Back when all Prides attempted to be on the same weekend in June, it limited our LGBTQ organizations’ abilities to be in every city, to build supporter lists, and to grow our organizations. Pride organizers began to talk about how we could better coordinate our events and in turn better serve our communities. In 1981, San Diego Pride board member Doug Moore helped to create InterPride, the international association of Prides, and in 1987, regional associations formed Consolidated Association of Prides, Incorporated (CAPI). 1990 San Diego Pride was nearly rained out. With Prides already moving to different dates, it helped make our choice easier, and the decision was made to leave “June gloom” behind for the warmer and sunnier month of July.

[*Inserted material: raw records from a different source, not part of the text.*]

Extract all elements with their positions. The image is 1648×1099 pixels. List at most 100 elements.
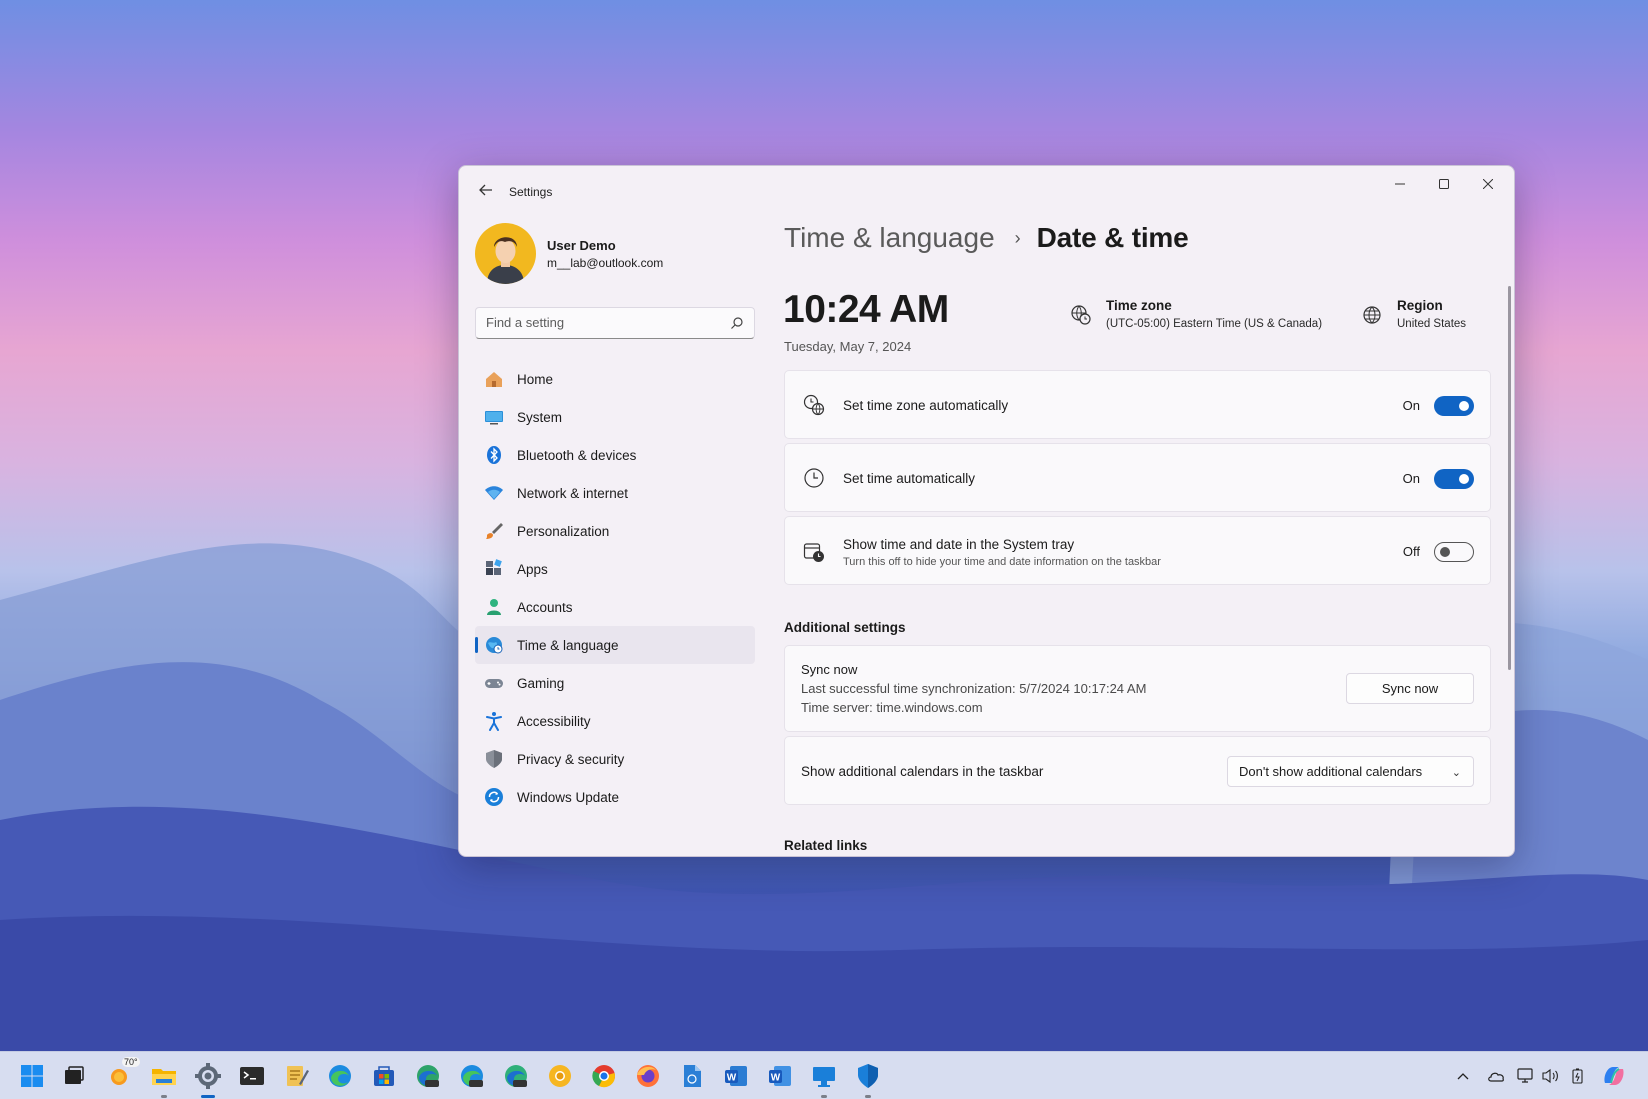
search-input[interactable] <box>486 315 716 330</box>
gamepad-icon <box>485 679 503 688</box>
minimize-icon[interactable] <box>1378 172 1422 196</box>
sidebar-item-home[interactable]: Home <box>475 360 755 398</box>
time-zone-value: (UTC-05:00) Eastern Time (US & Canada) <box>1106 318 1323 330</box>
sidebar-item-personalization[interactable]: Personalization <box>475 512 755 550</box>
sidebar-item-label: Accounts <box>517 599 573 615</box>
sidebar-item-network[interactable]: Network & internet <box>475 474 755 512</box>
edge-icon[interactable] <box>326 1062 354 1090</box>
sidebar-item-label: Accessibility <box>517 713 591 729</box>
taskbar: W W <box>0 1051 1648 1099</box>
sidebar-item-windows-update[interactable]: Windows Update <box>475 778 755 816</box>
apps-icon <box>486 559 502 575</box>
setting-card-time-zone-auto: Set time zone automatically On <box>784 370 1491 439</box>
calendars-label: Show additional calendars in the taskbar <box>801 764 1044 779</box>
sidebar-item-time-language[interactable]: Time & language <box>475 626 755 664</box>
search-box[interactable] <box>475 307 755 339</box>
sync-now-button[interactable]: Sync now <box>1346 673 1474 704</box>
breadcrumb-separator: › <box>1014 227 1021 248</box>
chevron-up-icon[interactable] <box>1454 1067 1472 1085</box>
scrollbar[interactable] <box>1508 286 1511 670</box>
sidebar-item-label: Windows Update <box>517 789 620 805</box>
edge-dev-icon[interactable] <box>502 1062 530 1090</box>
settings-icon[interactable] <box>194 1062 222 1098</box>
globe-clock-icon <box>1071 305 1091 325</box>
sidebar-item-gaming[interactable]: Gaming <box>475 664 755 702</box>
toggle-state-label: On <box>1402 398 1420 413</box>
svg-text:W: W <box>727 1073 737 1084</box>
title-bar: Settings <box>459 166 1514 214</box>
network-icon[interactable] <box>1517 1067 1535 1085</box>
time-auto-toggle[interactable] <box>1434 469 1474 489</box>
globe-icon <box>1363 306 1381 324</box>
time-zone-label: Time zone <box>1106 298 1172 313</box>
search-icon[interactable] <box>730 316 744 330</box>
wifi-icon <box>485 486 503 500</box>
sidebar-item-privacy[interactable]: Privacy & security <box>475 740 755 778</box>
copilot-icon[interactable] <box>1601 1063 1627 1089</box>
word-alt-icon[interactable]: W <box>766 1062 794 1090</box>
setting-card-system-tray: Show time and date in the System tray Tu… <box>784 516 1491 585</box>
user-email: m__lab@outlook.com <box>547 256 664 270</box>
sidebar-item-label: Privacy & security <box>517 751 625 767</box>
store-icon[interactable] <box>370 1062 398 1090</box>
maximize-icon[interactable] <box>1422 172 1466 196</box>
terminal-icon[interactable] <box>238 1062 266 1090</box>
clock-icon <box>804 468 824 488</box>
chevron-down-icon: ⌄ <box>1451 767 1461 779</box>
calendars-dropdown[interactable]: Don't show additional calendars ⌄ <box>1227 756 1474 787</box>
battery-icon[interactable] <box>1570 1067 1588 1085</box>
sidebar-item-system[interactable]: System <box>475 398 755 436</box>
firefox-icon[interactable] <box>634 1062 662 1090</box>
volume-icon[interactable] <box>1542 1067 1560 1085</box>
monitor-icon <box>485 411 503 425</box>
additional-calendars-card: Show additional calendars in the taskbar… <box>784 736 1491 805</box>
edge-beta-icon[interactable] <box>458 1062 486 1090</box>
user-name: User Demo <box>547 238 616 253</box>
current-date: Tuesday, May 7, 2024 <box>784 339 912 354</box>
sidebar-item-bluetooth[interactable]: Bluetooth & devices <box>475 436 755 474</box>
brush-icon <box>486 523 503 539</box>
accessibility-icon <box>486 712 502 731</box>
avatar <box>475 223 536 284</box>
setting-description: Turn this off to hide your time and date… <box>843 556 1161 568</box>
setting-title: Set time zone automatically <box>843 398 1009 413</box>
breadcrumb-parent[interactable]: Time & language <box>784 222 995 254</box>
time-zone-info[interactable]: Time zone (UTC-05:00) Eastern Time (US &… <box>1070 298 1330 338</box>
time-zone-auto-toggle[interactable] <box>1434 396 1474 416</box>
sidebar-item-accessibility[interactable]: Accessibility <box>475 702 755 740</box>
back-arrow-icon[interactable] <box>471 178 501 202</box>
last-sync-text: Last successful time synchronization: 5/… <box>801 681 1147 696</box>
chrome-icon[interactable] <box>590 1062 618 1090</box>
update-icon <box>485 788 503 806</box>
start-icon[interactable] <box>18 1062 46 1090</box>
svg-text:W: W <box>771 1073 781 1084</box>
word-icon[interactable]: W <box>722 1062 750 1090</box>
onedrive-icon[interactable] <box>1487 1067 1505 1085</box>
close-icon[interactable] <box>1466 172 1510 196</box>
defender-icon[interactable] <box>854 1062 882 1098</box>
app-title: Settings <box>509 185 553 199</box>
setting-title: Show time and date in the System tray <box>843 537 1075 552</box>
file-explorer-icon[interactable] <box>150 1062 178 1098</box>
sidebar-item-apps[interactable]: Apps <box>475 550 755 588</box>
toggle-state-label: On <box>1402 471 1420 486</box>
user-profile[interactable]: User Demo m__lab@outlook.com <box>475 223 745 285</box>
sidebar-item-label: Gaming <box>517 675 565 691</box>
remote-desktop-icon[interactable] <box>810 1062 838 1098</box>
setting-title: Set time automatically <box>843 471 976 486</box>
task-view-icon[interactable] <box>60 1062 88 1090</box>
region-label: Region <box>1397 298 1443 313</box>
edge-canary-icon[interactable] <box>414 1062 442 1090</box>
calendar-clock-icon <box>803 543 824 562</box>
sidebar-item-label: Network & internet <box>517 485 629 501</box>
chrome-canary-icon[interactable] <box>546 1062 574 1090</box>
system-tray-toggle[interactable] <box>1434 542 1474 562</box>
document-icon[interactable] <box>678 1062 706 1090</box>
sidebar-item-accounts[interactable]: Accounts <box>475 588 755 626</box>
additional-settings-header: Additional settings <box>784 620 906 635</box>
sidebar-item-label: Apps <box>517 561 548 577</box>
home-icon <box>486 372 502 387</box>
region-info[interactable]: Region United States <box>1361 298 1481 338</box>
notepad-icon[interactable] <box>282 1062 310 1090</box>
sidebar-item-label: Home <box>517 371 554 387</box>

These regional and international networks of Pride organizations still meet once a year for the CAPI and InterPride conferences respectively. We bring together our movement’s activists and organizations to share strategies, political pull, resources, and best practices, and this year we’ll be hosting one of the largest and most regionally diverse CAPI conferences in a long time.
From Thursday, Feb. 27, through Sunday, March 1, San Diego Pride will be hosting the 2020 CAPI Conference at the DoubleTree in Mission Valley. Around 150 Pride organizers and professionals will take part in four days of movement building, networking, and education from 63 presenters at 46 workshops and events. From within the U.S., organizations will be attending from as far away as Florida, Massachusetts, Washington, and Texas. We will even have Prides coming from Montreal, Canada, and all across Mexico.

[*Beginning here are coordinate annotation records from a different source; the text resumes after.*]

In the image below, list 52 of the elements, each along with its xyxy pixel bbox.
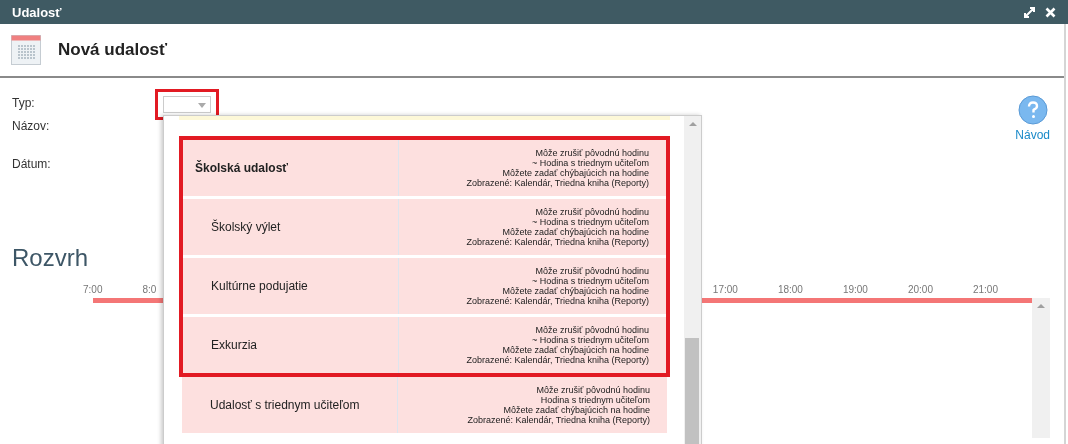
help-icon[interactable] xyxy=(1017,95,1048,125)
option-detail: Zobrazené: Kalendár, Triedna kniha (Reporty) xyxy=(466,237,649,247)
option-detail: Môže zrušiť pôvodnú hodinu xyxy=(535,148,649,158)
option-detail: Môže zrušiť pôvodnú hodinu xyxy=(536,385,650,395)
hour-label: 18:00 xyxy=(777,284,803,295)
option-detail: ~ Hodina s triednym učiteľom xyxy=(532,276,649,286)
scrollbar[interactable] xyxy=(1032,298,1050,438)
dropdown-option[interactable]: Školský výlet Môže zrušiť pôvodnú hodinu ~ Hodina s triednym učiteľom Môžete zadať chýbajúcich na hodine Zobrazené: Kalendár, Triedna kniha (Reporty) xyxy=(183,199,666,258)
dropdown-option[interactable]: Kultúrne podujatie Môže zrušiť pôvodnú hodinu ~ Hodina s triednym učiteľom Môžete zadať chýbajúcich na hodine Zobrazené: Kalendár, Triedna kniha (Reporty) xyxy=(183,258,666,317)
option-detail: Môžete zadať chýbajúcich na hodine xyxy=(502,345,649,355)
close-icon[interactable] xyxy=(1045,6,1056,18)
dropdown-option[interactable]: Udalosť s triednym učiteľom Môže zrušiť pôvodnú hodinu Hodina s triednym učiteľom Môžete zadať chýbajúcich na hodine Zobrazené: Kalendár, Triedna kniha (Reporty) xyxy=(182,377,667,436)
hour-label: 20:00 xyxy=(907,284,933,295)
option-detail: Môžete zadať chýbajúcich na hodine xyxy=(502,168,649,178)
window-title: Udalosť xyxy=(12,4,62,20)
hour-label: 17:00 xyxy=(712,284,738,295)
option-detail: Hodina s triednym učiteľom xyxy=(540,395,650,405)
option-detail: Zobrazené: Kalendár, Triedna kniha (Reporty) xyxy=(466,296,649,306)
option-name: Školský výlet xyxy=(183,199,399,255)
option-detail: Môžete zadať chýbajúcich na hodine xyxy=(503,405,650,415)
option-detail: ~ Hodina s triednym učiteľom xyxy=(532,217,649,227)
help-link[interactable]: Návod xyxy=(1015,128,1050,142)
option-detail: Zobrazené: Kalendár, Triedna kniha (Reporty) xyxy=(466,355,649,365)
option-detail: Môže zrušiť pôvodnú hodinu xyxy=(535,325,649,335)
option-name: Exkurzia xyxy=(183,317,399,373)
option-detail: ~ Hodina s triednym učiteľom xyxy=(532,335,649,345)
maximize-icon[interactable] xyxy=(1024,6,1035,18)
hour-label: 7:00 xyxy=(83,284,103,295)
option-detail: Môže zrušiť pôvodnú hodinu xyxy=(535,207,649,217)
dropdown-option[interactable]: Exkurzia Môže zrušiť pôvodnú hodinu ~ Hodina s triednym učiteľom Môžete zadať chýbajúcich na hodine Zobrazené: Kalendár, Triedna kniha (Reporty) xyxy=(183,317,666,373)
option-detail: ~ Hodina s triednym učiteľom xyxy=(532,158,649,168)
page-title: Nová udalosť xyxy=(58,40,168,60)
hour-label: 8:0 xyxy=(142,284,157,295)
option-detail: Zobrazené: Kalendár, Triedna kniha (Reporty) xyxy=(466,178,649,188)
option-detail: Môžete zadať chýbajúcich na hodine xyxy=(502,286,649,296)
option-detail: Môže zrušiť pôvodnú hodinu xyxy=(535,266,649,276)
field-label: Typ: xyxy=(12,96,36,110)
calendar-icon xyxy=(11,35,41,65)
field-label: Dátum: xyxy=(12,157,52,171)
option-detail: Môžete zadať chýbajúcich na hodine xyxy=(502,227,649,237)
dropdown-option[interactable]: Školská udalosť Môže zrušiť pôvodnú hodinu ~ Hodina s triednym učiteľom Môžete zadať chýbajúcich na hodine Zobrazené: Kalendár, Triedna kniha (Reporty) xyxy=(183,140,666,199)
section-title: Rozvrh xyxy=(12,244,89,272)
caret-icon xyxy=(198,103,206,108)
field-label: Názov: xyxy=(12,119,51,133)
option-name: Udalosť s triednym učiteľom xyxy=(182,377,398,433)
option-detail: Zobrazené: Kalendár, Triedna kniha (Reporty) xyxy=(467,415,650,425)
option-name: Školská udalosť xyxy=(183,140,399,196)
option-name: Kultúrne podujatie xyxy=(183,258,399,314)
hour-label: 19:00 xyxy=(842,284,868,295)
type-select[interactable] xyxy=(163,96,211,113)
hour-label: 21:00 xyxy=(972,284,998,295)
scrollbar[interactable] xyxy=(684,116,701,444)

Plenary Sessions will address important issues facing our community. Rich Segal, from Lambda Legal, will present on the upcoming Title VII case before the Supreme Court. Brian Silva, from the National Equality Action Team, will address our ability to nationally mobilize grassroots organizing as we face a rise in anti-LGBTQ legislation around the country. San Diego Pride’s own Education & Advocacy Manager Jen LaBarbera will speak on how Prides can engage in nonpartisan get-out-the-vote efforts to ensure our community shows up every Election Day.

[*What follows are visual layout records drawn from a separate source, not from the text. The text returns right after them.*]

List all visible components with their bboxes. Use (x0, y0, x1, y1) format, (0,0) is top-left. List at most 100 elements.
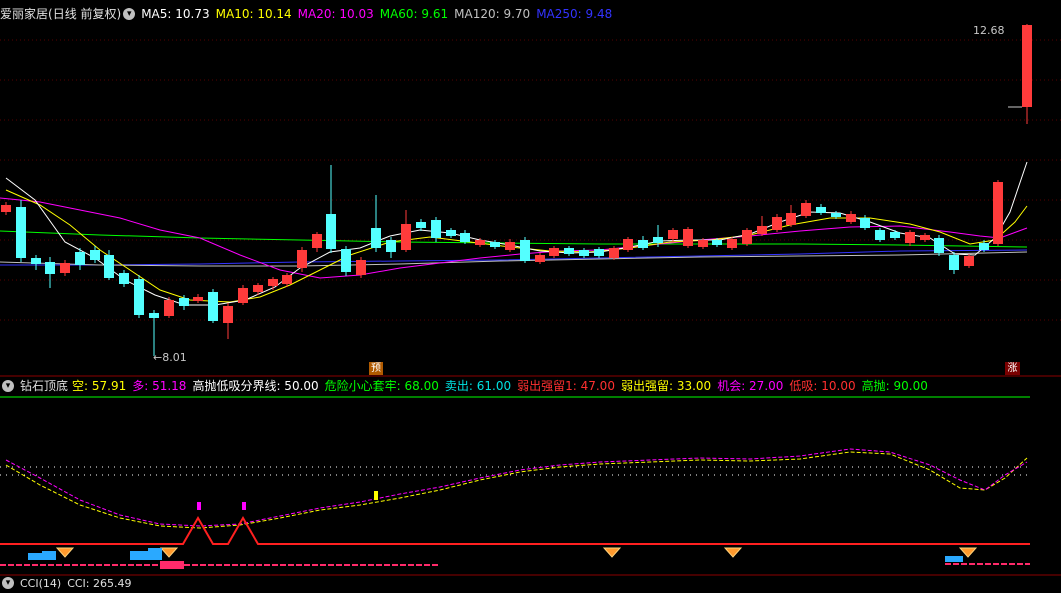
candle (920, 233, 930, 242)
candles (1, 24, 1032, 356)
indicator-param-6: 弱出强留: 33.00 (620, 379, 712, 393)
indicator-param-0: 空: 57.91 (72, 379, 127, 393)
candle-body (268, 279, 278, 286)
ma-legend-item-0: MA5: 10.73 (141, 7, 210, 21)
candle (757, 216, 767, 236)
candle (772, 214, 782, 232)
candle (268, 277, 278, 290)
candle-body (905, 232, 915, 243)
chevron-down-icon[interactable]: ▾ (123, 7, 136, 20)
candle-body (223, 306, 233, 323)
candle-body (594, 249, 604, 256)
candle-body (742, 230, 752, 244)
price-grid (0, 39, 1061, 321)
candle-body (297, 250, 307, 268)
candle (875, 228, 885, 242)
candle-body (712, 240, 722, 245)
signal-line (0, 515, 1030, 545)
candle (594, 247, 604, 258)
ma-legend: MA5: 10.73 MA10: 10.14 MA20: 10.03 MA60: 9.… (141, 7, 618, 21)
candlestick-chart[interactable] (0, 0, 1061, 587)
bottom-band-block (160, 561, 184, 569)
candle (520, 237, 530, 263)
candle (238, 285, 248, 305)
signal-marker (197, 502, 201, 510)
cci-name[interactable]: CCI(14) (20, 577, 61, 590)
candle-body (549, 248, 559, 256)
signal-bar (28, 553, 42, 560)
candle-body (623, 239, 633, 250)
candle (356, 257, 366, 278)
candle-body (75, 252, 85, 265)
candle (164, 297, 174, 318)
indicator-param-2: 高抛低吸分界线: 50.00 (192, 379, 319, 393)
candle-body (193, 297, 203, 301)
ma-legend-item-2: MA20: 10.03 (297, 7, 374, 21)
candle (1022, 24, 1032, 124)
candle (816, 204, 826, 215)
chevron-down-icon[interactable]: ▾ (2, 379, 14, 392)
candle-body (653, 237, 663, 243)
candle-body (890, 232, 900, 238)
candle-body (816, 207, 826, 213)
signal-bar (130, 551, 148, 560)
candle-body (786, 213, 796, 225)
candle (60, 260, 70, 276)
candle-body (875, 230, 885, 240)
candle (609, 246, 619, 260)
candle (371, 195, 381, 252)
candle (208, 289, 218, 323)
candle-body (505, 242, 515, 250)
candle-body (253, 285, 263, 292)
long-line (5, 448, 1028, 527)
candle-body (341, 249, 351, 272)
indicator-pane (0, 396, 1030, 569)
candle (45, 257, 55, 288)
candle (786, 205, 796, 227)
indicator-param-5: 弱出强留1: 47.00 (517, 379, 615, 393)
candle-body (90, 250, 100, 260)
signal-bar (148, 548, 162, 560)
indicator-name[interactable]: 钻石顶底 (20, 379, 68, 393)
candle-body (564, 248, 574, 254)
candle-body (979, 243, 989, 250)
ma-legend-item-3: MA60: 9.61 (379, 7, 449, 21)
candle (564, 246, 574, 256)
candle-body (446, 230, 456, 236)
candle-body (208, 292, 218, 321)
candle-body (698, 240, 708, 247)
indicator-params: 空: 57.91 多: 51.18 高抛低吸分界线: 50.00 危险小心套牢: 68… (72, 379, 934, 393)
candle (742, 228, 752, 246)
candle (846, 211, 856, 224)
indicator-param-1: 多: 51.18 (132, 379, 187, 393)
candle-body (772, 217, 782, 230)
candle-body (282, 275, 292, 284)
candle-body (831, 213, 841, 217)
candle-body (104, 255, 114, 278)
ma-legend-item-4: MA120: 9.70 (454, 7, 531, 21)
candle-body (386, 240, 396, 252)
diamond-icon (159, 547, 179, 558)
candle-body (60, 263, 70, 273)
candle-body (16, 207, 26, 258)
diamond-icon (55, 547, 75, 558)
candle-body (312, 234, 322, 248)
candle (460, 230, 470, 244)
indicator-param-4: 卖出: 61.00 (444, 379, 512, 393)
candle-body (416, 222, 426, 228)
candle-body (326, 214, 336, 249)
candle-body (460, 233, 470, 242)
candle (683, 227, 693, 248)
candle (490, 240, 500, 249)
candle-body (638, 240, 648, 248)
diamond-icon (958, 547, 978, 558)
candle-body (179, 298, 189, 306)
stock-title[interactable]: 爱丽家居(日线 前复权) (0, 7, 121, 21)
low-price-label: ←8.01 (153, 351, 187, 364)
candle-body (860, 218, 870, 228)
chevron-down-icon[interactable]: ▾ (2, 577, 14, 589)
candle (934, 235, 944, 256)
candle-body (934, 238, 944, 253)
candle-body (668, 230, 678, 239)
candle-body (490, 242, 500, 247)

Workshops at the conference attempt to find a balance of practical support on subjects like legal protections, budgeting, SOPs, and parade logistics while also inspiring our social justice side. Just some of the workshops I’m most excited for are the following:
- Facing Racism in the Rainbow: POC inclusivity and empowerment
- Disability Justice + Pride Justice: Creating accessible Pride events
- Embody Pride: Prides as a tool for LGBTQ mental, physical and sexual health
- LGBTQ+ Youth Pride: Meaningful youth engagement at Pride
- Know the T!: Trans-inclusive LGBTQ Pride and Trans Pride events
- A Space of Our Own: Building inclusive LGBTQ+ women’s spaces
- Silver Pride: Ensuring we welcome and celebrate the Stonewall generation
Pride events from large metropolitan areas to small rural communities are still some of the most powerful and meaningful spaces our community has. They are often the first time and place a newly out LGBTQ person goes to discover found-family, community, and even who they truly are. Prides represent an opportunity to be free. How we approach that responsibility matters. While many may still think of Pride events as nothing more than a party, I will challenge two things: 1) Civic spaces where LGBTQ people can celebrate while being 100% themselves are few and far between, and so fighting for and working toward their existence is a social justice issue, and 2) If you go beyond the surface of our beautiful rainbows and sparkling glitter, you will find breadth and depth of meaningful education, civic engagement, and direct service that build up our community and movement.
It is a huge honor to be a small part of the continuum of collaborative work that began decades ago. I am beyond proud of the incredible work our staff, board, and volunteers have done to showcase our beautiful city and underscore our Pride 365 model of civic engagement. I’m so looking forward to hosting the representatives from 45 cities from across the U.S., Canada, and Mexico as we learn from one another for what promises to be another challenging year for our community, but I am faithful that “Together We Rise.”